Una vicenda accaduta domenica scorsa, subito dopo l’1-0 dei padroni di casa, risultato con il quale è terminato il match.
Dalle tribune dagli sfottò si è passati quasi subito alle parole grosse, finché una frase rivolta verso gli aquilani “parassiti morti di fame”, con evidente riferimento alla situazione post-sisma, non ha fatto degenerare un pomeriggio che doveva essere solo di calcio.

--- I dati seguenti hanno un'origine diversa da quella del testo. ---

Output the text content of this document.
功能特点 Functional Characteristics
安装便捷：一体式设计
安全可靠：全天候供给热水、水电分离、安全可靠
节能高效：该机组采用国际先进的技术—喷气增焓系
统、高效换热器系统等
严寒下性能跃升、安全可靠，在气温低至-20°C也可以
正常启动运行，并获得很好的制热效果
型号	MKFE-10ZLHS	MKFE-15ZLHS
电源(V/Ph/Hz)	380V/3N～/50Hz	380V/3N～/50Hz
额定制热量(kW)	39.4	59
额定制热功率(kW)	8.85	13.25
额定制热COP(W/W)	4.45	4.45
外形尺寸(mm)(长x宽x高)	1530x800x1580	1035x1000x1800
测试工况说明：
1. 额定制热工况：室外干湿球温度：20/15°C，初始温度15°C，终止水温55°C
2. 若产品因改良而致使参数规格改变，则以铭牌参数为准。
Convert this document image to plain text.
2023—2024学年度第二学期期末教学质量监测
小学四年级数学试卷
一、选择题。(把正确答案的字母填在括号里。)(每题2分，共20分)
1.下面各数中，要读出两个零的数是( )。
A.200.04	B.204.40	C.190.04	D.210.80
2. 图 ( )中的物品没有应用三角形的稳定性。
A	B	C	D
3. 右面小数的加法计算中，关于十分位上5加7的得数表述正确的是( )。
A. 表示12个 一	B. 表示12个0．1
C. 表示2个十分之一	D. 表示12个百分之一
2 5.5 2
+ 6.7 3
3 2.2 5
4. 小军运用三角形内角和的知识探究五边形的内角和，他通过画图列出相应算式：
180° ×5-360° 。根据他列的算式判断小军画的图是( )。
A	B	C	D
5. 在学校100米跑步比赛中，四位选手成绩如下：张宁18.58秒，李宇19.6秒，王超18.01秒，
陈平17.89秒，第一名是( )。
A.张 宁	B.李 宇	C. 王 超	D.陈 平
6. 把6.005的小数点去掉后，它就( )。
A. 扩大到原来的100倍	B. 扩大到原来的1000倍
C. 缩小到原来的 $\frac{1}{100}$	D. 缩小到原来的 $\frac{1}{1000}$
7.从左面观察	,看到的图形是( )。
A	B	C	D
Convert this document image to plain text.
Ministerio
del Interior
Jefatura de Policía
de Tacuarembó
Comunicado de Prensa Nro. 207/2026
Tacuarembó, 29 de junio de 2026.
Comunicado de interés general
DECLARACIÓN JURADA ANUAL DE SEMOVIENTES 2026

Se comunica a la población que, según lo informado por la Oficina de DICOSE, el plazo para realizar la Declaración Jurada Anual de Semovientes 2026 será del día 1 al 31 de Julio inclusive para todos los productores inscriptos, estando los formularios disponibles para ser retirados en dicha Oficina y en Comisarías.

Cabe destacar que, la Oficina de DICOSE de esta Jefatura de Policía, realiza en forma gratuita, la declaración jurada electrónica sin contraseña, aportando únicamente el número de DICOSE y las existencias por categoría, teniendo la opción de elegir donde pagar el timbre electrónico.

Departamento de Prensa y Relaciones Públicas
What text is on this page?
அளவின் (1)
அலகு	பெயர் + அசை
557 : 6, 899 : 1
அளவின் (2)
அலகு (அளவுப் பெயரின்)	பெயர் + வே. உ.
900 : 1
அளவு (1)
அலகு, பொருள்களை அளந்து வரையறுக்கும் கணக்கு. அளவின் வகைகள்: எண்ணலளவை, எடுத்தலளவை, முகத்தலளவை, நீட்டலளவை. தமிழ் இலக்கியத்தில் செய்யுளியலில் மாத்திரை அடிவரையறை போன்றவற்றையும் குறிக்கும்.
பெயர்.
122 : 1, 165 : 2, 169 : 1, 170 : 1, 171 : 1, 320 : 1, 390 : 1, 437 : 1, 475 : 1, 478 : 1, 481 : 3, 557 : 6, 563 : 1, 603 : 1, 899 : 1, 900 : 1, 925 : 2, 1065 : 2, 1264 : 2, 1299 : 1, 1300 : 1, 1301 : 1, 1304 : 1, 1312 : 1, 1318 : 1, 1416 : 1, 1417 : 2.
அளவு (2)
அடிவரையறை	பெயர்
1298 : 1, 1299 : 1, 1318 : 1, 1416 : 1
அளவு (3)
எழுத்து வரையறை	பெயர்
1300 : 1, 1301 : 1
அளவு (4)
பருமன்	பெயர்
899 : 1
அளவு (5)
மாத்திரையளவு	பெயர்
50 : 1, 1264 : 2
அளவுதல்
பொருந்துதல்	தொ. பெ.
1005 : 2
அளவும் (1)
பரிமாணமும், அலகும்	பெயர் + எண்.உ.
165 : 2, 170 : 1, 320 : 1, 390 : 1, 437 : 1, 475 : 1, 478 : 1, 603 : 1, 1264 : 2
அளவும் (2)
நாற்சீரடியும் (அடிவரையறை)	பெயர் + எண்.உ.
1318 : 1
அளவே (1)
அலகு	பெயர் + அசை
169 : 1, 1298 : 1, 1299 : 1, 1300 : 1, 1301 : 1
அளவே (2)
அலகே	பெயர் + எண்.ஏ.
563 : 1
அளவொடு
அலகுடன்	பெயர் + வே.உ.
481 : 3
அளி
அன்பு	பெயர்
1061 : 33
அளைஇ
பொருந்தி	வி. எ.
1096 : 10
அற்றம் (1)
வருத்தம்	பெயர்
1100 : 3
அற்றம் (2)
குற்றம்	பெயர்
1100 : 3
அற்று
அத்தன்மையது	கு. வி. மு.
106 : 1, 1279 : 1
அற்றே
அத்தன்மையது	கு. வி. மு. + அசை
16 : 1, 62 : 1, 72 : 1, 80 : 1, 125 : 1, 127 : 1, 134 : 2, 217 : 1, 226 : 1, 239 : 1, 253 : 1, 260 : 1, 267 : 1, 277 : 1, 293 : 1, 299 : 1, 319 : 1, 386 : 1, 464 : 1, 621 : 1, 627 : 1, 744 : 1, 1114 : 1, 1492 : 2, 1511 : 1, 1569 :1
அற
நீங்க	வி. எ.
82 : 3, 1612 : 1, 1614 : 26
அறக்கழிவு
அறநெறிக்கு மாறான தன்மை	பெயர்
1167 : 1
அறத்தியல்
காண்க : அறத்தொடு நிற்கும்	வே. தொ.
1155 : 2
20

Alcune persone sono venute a contatto, e solo la buona volontà di alcuni presenti ha evitato che le cose potessero andare peggio.
Per questi episodi il giudice sportivo del comitato abruzzese della Lega dilettanti ha inflitto una sanzione di 100 euro a entrambe le squadre per “intemperanze dei propri sostenitori nei confronti di quelli avversari”.
Squalificati anche due dirigenti dei marsicani, che a detta del direttore di gara si erano un po’ troppo surriscaldati: Antonio Di Girolamo dovrà stare lontano dai campi di gioco fino al 17 ottobre “perché a fine gara assumeva comportamento minaccioso e irriguardoso nei confronti dell’arbitro”, pena più mite per David Liberale che è inibito fino al 3 ottobre. (pi.bi.)